Piyasaları ilgilendiren iki soru

Salih NEFTÇİ
Haberin Devamı

Önümüzdeki haftalarda iki sorunun yanıtını vermeye çalışacağız. Bugün sadece soruları soruyoruz. Yanıt sonra.

Soracağımız soruların her ikisi de piyasaları yakından ilgilendiriyor. Piyasalar açısından daha derin sonuçlar doğuracak olan ve bir süredir bizi düşündüren birinci soru şu:

1997 başındakini andıran ve iyimserliğin hızla arttığı bir dönem önümüzdeki günlerde de yaşanabilir mi? Böyle bir iyimserliği yaratacak nedenler var mı?

İkinci soru, bugünlerde piyasalarda dolaşan bir spekülasyonla ilgili:

‘‘Yabancılar borsa ve bonoda alışa geçti’’ deniyor. Ne derece doğru?

İşin garibi, biz bu soruları yanıtlarken eylül ayı enflasyonunun fazla önemli olmadığı tezinden hareket edeceğiz. Bu hafta sonunda açıklanacak olan enflasyon rakamları piyasaları etkileyebilir. Bu rakamlara olumlu veya olumsuz sert tepkiler gelebilir.

Ama yukarıdaki soruların yanıtı bizce eylül ayı enflasyon rakamlarından soyutlanarak verilmeli.

İYİMSER HAVA MI? ÇALKANTI MI?

1997 yılı başında RP-DYP koalisyonu iç borç stokunu düşürücü, harcamaları bir miktar kısıcı ve gelir dağılımını düzeltici bazı adımlar atınca, ‘‘iyi bir fırsat yakalanmış, yapısal reformlara başlamak için iyi bir zemin’’ oluşmuştu. Piyasa profesyonelleri faizlerin hızla düştüğünü, piyasalara yüksek dozda bir iyimserlik havasının yayıldığını hatırlayacaklardır.
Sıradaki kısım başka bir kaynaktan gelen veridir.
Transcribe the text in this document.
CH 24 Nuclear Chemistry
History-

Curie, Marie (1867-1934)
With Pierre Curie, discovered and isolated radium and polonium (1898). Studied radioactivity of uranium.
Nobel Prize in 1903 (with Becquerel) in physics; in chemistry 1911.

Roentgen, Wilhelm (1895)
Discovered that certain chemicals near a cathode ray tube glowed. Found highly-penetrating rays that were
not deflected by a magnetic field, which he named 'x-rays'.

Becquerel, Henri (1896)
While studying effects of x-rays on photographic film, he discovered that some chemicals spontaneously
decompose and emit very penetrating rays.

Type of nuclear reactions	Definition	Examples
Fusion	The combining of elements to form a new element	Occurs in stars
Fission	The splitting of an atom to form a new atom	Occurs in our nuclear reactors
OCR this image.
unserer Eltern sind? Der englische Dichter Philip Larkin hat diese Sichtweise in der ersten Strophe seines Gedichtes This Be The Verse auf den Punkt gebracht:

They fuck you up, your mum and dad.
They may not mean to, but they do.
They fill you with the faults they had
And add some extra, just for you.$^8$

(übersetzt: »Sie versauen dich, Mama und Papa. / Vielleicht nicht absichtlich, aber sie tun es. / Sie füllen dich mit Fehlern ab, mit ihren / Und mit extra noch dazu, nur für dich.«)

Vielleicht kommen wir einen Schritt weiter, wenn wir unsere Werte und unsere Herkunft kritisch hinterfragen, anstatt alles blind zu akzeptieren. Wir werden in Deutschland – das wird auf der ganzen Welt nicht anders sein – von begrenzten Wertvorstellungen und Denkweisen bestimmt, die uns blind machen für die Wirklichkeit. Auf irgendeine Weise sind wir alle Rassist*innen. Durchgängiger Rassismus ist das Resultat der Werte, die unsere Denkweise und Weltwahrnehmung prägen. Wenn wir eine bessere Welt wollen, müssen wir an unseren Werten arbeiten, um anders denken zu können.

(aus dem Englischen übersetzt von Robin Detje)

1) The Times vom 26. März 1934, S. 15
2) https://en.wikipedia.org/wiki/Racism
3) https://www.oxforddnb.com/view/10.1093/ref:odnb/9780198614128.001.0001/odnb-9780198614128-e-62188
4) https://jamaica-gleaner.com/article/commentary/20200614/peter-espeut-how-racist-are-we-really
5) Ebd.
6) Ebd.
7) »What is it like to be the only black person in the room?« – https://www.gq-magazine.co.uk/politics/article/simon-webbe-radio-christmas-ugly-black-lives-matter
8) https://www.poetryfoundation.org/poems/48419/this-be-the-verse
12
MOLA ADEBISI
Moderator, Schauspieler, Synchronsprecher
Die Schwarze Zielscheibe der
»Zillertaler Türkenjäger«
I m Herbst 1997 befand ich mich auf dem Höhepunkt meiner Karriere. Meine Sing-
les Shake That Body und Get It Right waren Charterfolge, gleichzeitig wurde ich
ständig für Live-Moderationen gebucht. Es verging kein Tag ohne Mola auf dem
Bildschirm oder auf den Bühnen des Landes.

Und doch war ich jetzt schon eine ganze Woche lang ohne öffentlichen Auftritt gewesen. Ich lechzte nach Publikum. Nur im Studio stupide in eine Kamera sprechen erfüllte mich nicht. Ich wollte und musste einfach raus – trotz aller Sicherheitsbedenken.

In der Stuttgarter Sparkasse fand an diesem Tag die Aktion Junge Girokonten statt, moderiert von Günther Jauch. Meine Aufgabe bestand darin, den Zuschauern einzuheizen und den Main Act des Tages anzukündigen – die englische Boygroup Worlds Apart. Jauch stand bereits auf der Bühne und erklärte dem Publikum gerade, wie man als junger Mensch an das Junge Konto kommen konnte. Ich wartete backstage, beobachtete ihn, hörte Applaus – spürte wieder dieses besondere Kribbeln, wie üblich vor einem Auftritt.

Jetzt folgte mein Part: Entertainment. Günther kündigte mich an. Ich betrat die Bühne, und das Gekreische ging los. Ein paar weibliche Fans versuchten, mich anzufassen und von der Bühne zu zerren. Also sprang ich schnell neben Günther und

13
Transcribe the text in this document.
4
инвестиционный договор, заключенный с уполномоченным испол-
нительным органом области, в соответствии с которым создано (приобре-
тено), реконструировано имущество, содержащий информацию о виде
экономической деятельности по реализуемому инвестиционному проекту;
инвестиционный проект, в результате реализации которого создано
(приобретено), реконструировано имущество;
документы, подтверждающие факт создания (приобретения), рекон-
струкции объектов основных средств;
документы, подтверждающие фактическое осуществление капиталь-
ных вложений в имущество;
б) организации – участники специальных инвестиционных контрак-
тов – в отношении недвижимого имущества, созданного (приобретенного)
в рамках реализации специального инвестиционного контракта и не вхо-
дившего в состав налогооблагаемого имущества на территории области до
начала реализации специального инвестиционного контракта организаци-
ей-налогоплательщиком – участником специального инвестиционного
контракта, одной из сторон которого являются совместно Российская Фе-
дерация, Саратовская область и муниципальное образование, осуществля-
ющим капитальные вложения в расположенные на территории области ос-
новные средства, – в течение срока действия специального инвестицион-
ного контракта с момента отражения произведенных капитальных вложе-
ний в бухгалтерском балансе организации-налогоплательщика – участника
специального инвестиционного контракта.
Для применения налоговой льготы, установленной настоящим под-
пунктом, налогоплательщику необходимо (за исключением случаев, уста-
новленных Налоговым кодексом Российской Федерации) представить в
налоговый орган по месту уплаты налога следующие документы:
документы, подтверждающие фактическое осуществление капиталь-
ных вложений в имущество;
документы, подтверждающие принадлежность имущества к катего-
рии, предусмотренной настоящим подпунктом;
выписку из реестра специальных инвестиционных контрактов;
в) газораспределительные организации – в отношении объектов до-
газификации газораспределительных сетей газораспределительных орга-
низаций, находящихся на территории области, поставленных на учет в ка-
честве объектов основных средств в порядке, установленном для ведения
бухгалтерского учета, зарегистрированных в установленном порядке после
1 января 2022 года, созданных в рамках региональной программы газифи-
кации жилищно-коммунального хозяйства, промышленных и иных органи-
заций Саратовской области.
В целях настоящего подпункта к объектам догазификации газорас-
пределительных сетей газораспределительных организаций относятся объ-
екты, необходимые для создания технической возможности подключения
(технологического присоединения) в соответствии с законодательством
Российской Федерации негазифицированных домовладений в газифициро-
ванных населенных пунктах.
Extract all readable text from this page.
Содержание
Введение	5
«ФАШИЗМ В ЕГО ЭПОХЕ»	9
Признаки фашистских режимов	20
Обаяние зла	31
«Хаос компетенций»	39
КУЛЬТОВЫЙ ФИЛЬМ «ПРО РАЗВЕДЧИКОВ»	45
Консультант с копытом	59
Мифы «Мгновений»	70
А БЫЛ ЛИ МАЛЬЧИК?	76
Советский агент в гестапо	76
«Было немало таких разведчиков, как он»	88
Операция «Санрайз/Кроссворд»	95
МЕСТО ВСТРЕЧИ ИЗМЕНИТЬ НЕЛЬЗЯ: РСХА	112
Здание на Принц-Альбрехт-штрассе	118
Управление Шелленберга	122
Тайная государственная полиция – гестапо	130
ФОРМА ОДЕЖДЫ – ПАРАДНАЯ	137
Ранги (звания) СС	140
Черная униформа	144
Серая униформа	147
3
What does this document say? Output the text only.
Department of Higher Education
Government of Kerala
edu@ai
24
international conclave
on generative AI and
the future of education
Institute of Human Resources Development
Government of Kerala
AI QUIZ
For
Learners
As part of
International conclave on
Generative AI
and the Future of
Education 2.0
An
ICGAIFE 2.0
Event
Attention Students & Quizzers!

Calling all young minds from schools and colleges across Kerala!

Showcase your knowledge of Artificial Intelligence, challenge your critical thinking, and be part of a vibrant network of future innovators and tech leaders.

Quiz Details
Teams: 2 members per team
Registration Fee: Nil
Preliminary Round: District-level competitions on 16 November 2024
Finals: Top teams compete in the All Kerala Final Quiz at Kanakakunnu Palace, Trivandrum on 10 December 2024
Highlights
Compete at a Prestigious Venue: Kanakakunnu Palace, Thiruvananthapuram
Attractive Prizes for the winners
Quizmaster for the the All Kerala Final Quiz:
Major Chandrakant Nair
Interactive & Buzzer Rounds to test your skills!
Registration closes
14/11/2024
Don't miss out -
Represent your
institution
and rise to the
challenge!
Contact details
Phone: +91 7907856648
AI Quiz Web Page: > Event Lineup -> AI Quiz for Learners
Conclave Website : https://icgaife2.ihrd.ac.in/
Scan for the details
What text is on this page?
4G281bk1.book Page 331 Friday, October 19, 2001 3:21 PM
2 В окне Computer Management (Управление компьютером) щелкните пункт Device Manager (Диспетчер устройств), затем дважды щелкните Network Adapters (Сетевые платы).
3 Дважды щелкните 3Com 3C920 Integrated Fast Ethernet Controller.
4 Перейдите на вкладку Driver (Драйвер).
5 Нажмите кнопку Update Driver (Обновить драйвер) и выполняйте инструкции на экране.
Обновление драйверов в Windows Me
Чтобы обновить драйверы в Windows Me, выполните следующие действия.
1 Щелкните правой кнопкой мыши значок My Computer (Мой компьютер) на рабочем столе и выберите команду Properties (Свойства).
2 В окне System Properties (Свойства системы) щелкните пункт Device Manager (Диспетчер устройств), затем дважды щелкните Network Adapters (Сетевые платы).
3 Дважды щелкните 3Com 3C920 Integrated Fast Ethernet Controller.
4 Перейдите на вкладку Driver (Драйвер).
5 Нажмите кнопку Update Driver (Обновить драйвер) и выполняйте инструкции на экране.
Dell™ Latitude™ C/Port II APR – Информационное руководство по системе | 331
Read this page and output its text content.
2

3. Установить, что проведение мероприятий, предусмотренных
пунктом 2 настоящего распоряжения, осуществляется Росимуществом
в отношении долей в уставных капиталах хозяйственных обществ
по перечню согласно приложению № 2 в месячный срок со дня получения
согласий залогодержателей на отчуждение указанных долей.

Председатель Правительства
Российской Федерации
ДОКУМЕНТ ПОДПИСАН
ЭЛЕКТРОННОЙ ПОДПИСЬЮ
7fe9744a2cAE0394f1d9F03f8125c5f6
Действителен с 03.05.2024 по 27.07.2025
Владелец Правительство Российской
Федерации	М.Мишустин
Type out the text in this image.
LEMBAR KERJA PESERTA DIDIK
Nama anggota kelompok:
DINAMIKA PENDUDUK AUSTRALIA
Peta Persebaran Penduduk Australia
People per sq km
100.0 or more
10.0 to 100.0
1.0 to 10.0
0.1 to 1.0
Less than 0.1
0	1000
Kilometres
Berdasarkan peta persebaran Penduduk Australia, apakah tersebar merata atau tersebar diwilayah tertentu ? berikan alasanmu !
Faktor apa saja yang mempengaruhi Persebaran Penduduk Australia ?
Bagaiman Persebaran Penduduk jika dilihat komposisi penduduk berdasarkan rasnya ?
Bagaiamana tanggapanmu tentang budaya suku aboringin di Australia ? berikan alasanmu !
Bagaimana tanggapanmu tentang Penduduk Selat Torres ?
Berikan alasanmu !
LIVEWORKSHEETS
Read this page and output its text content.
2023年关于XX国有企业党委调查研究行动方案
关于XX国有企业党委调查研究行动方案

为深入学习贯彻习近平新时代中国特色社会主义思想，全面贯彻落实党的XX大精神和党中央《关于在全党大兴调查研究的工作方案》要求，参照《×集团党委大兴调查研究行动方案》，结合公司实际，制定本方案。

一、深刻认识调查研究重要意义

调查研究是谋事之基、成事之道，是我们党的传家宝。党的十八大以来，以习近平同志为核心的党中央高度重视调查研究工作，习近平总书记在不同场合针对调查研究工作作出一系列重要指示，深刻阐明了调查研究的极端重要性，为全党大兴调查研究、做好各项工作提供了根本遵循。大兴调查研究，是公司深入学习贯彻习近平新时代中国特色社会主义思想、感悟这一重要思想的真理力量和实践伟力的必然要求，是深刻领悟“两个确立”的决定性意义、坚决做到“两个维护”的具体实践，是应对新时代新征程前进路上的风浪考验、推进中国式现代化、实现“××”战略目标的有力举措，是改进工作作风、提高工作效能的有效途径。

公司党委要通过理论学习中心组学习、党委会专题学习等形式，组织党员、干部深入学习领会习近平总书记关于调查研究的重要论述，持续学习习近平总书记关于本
Önümüzdeki günlerde ele almak istediğimiz soru, benzer boyutta bir iyimser psikolojinin yeniden oluşma olasılığı.

Ve elbette bunun (oldukça farklı) nedenleri...

Yanlış anlaşılmasın, böyle bir psikoloji oluşacak demiyoruz. Sadece bir soru soruyoruz.

Ayrıca, yanıt olumlu da olsa, 1997 başında olduğu gibi, yüksek dozlu iyimserlik havalarının kalıcı olması da şart değil. Ama piyasadaki oyuncular açısından kalıcı olmayan psikolojilerin de büyük önemi var.

YABANCILAR VAR MI?

Bu hafta New York'ta bazı toplantılarımız var.

Türkiye ile ilgili olan büyük yabancı kurumlarla bir araya geleceğiz. Birinci toplantı evvelsi gündü. Bu toplantılar sonunda finans dünyasının önde gelenlerinin Türkiye'de alıma geçme konusunda neler düşündüğünü objektif bir açıdan değerlendirmiş olacağız.

Yabancılar gerçekten de piyasada mıydılar?

Yoksa ‘‘yabancılar alıyor’’ dedikodusu sadece klasik bir piyasa oyunu mu idi?

Yanıtlamaya çalışacağız.

EYLÜL ENFLASYONU

Piyasa enflasyon beklentilerini iyice aşağı çekmiş durumda. Yüzde 6'nın üstünde gerçekleşecek bir enflasyon bile satış getirebilir.

Veya tersi olur. Eylül rakamları beklenenden de düşük çıkabilir. Olumlu hava güçlenir.

Bizim sorduğumuz sorular bu olasılıkla ilgili değil.

Yabancılar alışa geçmişse, geçecekse veya tersine Türkiye ile hiç ilgili değillerse, bunun nedeni sanırız eylül enflasyonu değil.

Olası bir iyimserlik dalgasının arkasındaki nedenler de çok farklı olabilir.